I’m trying to build a good workflow in knime for optimizing geometry (my current set has mono- and di-ethers). My goal is to correctly calculate 3D descriptors for QSPR models. I don’t have a cheminformatic background. I searched through the knime forums and tried the following workflows:
In the configuration, I selected 1 conformer only per molecule as output
This is the best working workflow for now
Templated Conformer Generation (RDKit)
This looked like a great option that can do everything in one node, but it kept crashing knime with my molecules
I also tried other combinations that did not work for generating 3D descriptors (I’m using the alvaDesc node). While the two top workflows worked, the calculated 3D descriptors had different values and did not look very correlated with each other. Has anyone done something similar and can give me some advice on how to do this?

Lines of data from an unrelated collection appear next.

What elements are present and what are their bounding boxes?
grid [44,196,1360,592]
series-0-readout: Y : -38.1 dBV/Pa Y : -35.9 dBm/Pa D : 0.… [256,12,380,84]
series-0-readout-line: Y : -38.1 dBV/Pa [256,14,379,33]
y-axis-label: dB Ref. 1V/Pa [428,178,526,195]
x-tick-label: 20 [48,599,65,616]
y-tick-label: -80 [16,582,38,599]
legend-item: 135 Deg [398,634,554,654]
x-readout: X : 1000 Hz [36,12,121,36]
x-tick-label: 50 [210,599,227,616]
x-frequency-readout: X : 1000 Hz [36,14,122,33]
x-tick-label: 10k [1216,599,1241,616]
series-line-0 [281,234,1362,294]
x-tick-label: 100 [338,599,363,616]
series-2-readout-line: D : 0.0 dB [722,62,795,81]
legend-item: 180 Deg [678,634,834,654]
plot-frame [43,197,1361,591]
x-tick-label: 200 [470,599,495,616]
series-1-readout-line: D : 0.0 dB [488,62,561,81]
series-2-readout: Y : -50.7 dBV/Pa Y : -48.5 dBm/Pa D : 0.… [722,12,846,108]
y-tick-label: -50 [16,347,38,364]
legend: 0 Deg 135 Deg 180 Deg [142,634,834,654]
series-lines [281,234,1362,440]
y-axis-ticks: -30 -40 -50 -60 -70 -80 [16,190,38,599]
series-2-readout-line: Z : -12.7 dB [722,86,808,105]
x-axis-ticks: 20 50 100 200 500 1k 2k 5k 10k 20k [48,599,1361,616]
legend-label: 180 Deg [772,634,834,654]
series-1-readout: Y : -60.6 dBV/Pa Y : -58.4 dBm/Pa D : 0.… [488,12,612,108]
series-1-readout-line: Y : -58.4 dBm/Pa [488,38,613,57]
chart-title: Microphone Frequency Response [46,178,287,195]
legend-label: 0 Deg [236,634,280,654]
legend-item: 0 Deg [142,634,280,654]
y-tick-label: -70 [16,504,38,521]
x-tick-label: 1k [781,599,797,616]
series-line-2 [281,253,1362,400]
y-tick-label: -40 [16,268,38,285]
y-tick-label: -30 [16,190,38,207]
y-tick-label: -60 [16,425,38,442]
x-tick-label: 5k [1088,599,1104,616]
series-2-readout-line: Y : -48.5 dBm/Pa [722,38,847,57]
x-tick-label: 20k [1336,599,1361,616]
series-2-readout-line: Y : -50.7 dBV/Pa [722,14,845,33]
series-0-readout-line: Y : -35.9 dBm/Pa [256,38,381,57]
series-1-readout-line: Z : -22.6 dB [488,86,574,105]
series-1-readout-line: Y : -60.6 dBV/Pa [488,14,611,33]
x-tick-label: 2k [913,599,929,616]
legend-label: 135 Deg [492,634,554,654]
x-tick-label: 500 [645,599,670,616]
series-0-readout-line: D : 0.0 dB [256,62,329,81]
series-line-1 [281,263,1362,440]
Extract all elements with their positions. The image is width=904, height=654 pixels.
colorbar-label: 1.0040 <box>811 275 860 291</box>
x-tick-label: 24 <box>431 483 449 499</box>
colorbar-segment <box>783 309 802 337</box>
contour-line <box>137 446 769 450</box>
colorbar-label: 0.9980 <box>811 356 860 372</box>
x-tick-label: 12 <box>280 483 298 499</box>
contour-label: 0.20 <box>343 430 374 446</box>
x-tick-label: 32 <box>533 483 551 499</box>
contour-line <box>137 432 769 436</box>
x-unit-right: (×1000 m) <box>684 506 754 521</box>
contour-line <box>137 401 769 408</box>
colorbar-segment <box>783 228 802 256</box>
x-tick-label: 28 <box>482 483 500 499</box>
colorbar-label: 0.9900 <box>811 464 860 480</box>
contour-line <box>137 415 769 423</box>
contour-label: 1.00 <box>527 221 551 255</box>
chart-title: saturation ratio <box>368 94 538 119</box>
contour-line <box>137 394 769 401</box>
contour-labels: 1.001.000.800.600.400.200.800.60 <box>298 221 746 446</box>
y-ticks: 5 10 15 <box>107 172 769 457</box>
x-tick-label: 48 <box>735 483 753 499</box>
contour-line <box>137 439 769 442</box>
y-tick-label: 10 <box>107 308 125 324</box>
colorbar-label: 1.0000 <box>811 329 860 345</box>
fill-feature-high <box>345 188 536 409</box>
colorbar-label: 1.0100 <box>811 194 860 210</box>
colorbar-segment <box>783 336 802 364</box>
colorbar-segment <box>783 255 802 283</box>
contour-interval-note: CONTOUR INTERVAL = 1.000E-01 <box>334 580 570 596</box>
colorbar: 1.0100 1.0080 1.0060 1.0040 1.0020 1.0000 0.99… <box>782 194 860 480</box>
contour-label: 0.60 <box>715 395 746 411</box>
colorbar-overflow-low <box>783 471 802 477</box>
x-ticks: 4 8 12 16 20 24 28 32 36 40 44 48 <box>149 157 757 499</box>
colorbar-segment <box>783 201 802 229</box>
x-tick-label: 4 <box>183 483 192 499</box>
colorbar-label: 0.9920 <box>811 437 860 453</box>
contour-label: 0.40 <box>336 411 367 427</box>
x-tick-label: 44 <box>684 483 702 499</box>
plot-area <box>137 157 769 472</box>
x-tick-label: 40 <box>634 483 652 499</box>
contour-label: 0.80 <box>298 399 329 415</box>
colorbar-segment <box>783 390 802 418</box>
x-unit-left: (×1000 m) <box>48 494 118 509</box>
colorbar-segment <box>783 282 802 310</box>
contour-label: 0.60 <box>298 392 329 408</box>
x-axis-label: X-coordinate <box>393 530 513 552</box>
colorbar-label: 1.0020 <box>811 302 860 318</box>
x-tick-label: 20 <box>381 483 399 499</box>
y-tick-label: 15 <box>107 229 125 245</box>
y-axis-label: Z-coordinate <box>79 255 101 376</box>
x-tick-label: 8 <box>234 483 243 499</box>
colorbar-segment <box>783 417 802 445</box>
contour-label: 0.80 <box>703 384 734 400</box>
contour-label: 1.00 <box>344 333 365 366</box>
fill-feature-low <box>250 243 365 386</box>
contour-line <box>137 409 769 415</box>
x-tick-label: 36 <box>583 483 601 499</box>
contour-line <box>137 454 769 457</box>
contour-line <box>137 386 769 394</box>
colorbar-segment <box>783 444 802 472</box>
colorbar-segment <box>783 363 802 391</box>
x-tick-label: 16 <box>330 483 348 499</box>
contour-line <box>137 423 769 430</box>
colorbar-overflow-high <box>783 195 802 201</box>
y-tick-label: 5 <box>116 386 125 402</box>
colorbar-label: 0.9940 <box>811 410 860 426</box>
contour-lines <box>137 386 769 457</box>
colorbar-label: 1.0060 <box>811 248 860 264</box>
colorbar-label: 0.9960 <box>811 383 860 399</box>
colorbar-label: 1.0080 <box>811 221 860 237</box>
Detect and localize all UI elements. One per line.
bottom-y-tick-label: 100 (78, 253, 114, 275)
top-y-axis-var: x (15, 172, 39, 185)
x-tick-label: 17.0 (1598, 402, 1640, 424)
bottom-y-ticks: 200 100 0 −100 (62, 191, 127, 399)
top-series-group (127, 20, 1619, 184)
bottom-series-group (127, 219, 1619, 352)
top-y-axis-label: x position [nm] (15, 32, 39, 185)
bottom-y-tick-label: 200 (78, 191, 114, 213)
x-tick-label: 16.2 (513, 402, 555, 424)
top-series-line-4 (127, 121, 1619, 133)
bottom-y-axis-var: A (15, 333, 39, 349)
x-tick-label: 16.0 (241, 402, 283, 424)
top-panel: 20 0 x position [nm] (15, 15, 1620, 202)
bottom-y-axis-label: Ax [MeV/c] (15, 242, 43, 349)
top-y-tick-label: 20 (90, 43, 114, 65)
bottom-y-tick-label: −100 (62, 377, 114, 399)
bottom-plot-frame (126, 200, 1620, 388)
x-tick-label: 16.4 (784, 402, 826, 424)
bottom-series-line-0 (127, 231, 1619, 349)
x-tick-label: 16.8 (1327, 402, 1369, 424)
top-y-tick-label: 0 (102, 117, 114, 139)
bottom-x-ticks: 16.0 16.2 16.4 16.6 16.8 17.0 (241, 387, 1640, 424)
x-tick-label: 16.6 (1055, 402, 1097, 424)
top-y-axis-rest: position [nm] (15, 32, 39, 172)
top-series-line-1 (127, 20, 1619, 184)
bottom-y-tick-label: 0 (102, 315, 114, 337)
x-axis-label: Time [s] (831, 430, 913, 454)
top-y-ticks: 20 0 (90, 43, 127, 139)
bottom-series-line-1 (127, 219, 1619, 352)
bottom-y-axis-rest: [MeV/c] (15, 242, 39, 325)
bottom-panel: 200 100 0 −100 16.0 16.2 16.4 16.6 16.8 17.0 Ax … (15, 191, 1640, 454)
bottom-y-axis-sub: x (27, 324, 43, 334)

What you want to do isn’t scientifically trivial, therefore it’s also not super easy to construct a KNIME workflow that will work every time.
In order to be able to help, we need to see the actual workflow that you are using, together with the molecules that are causing problems. Given that I can take a look at it and see if I can make useful suggestions.
There was a lot of unnecessary complication in the workflow, so I simplified it to what I would do if I were trying to get an SDF cell with 3D coordinates for each molecule.
One harder-to-find change that I made is to add a random seed to the “RDKit Add Conformers” configuration and disable the UFF cleanup there (this really isn’t necessary any more).
If I were planning to generate 3D descriptors, I probably wouldn’t do the final optimize geometry step since the RDKit conformers are now pretty good on their own. That’s a matter of taste though.
Note that conformation generation can be a somewhat tricky process that doesn’t always succeed with standard settings. The current configuration here should work most of the time, but you should still assume that it could fail for some molecules. For those you will need to try playing around with the parameters until you get something that works.
Thanks a lot @greglandrum. This looks a lot better.
I still had to convert to cdk then cdk to molecule (sdf) to get the sdf column working with alvaDesc descriptors. If I use the “Rdkit to molecule” you added, I get an “Execute failed: Molecule column not found” after executing. Something’s up with that sdf column generated by rdkit. I believe I got the idea to use the cdk nodes from somewhere here on the forums.
That is very strange. I don’t think anyone’s ever reported a real problem there.
I don’t have the alvaDesc nodes, so I can’t test the hypothesis, but I suspect the problem is with that node.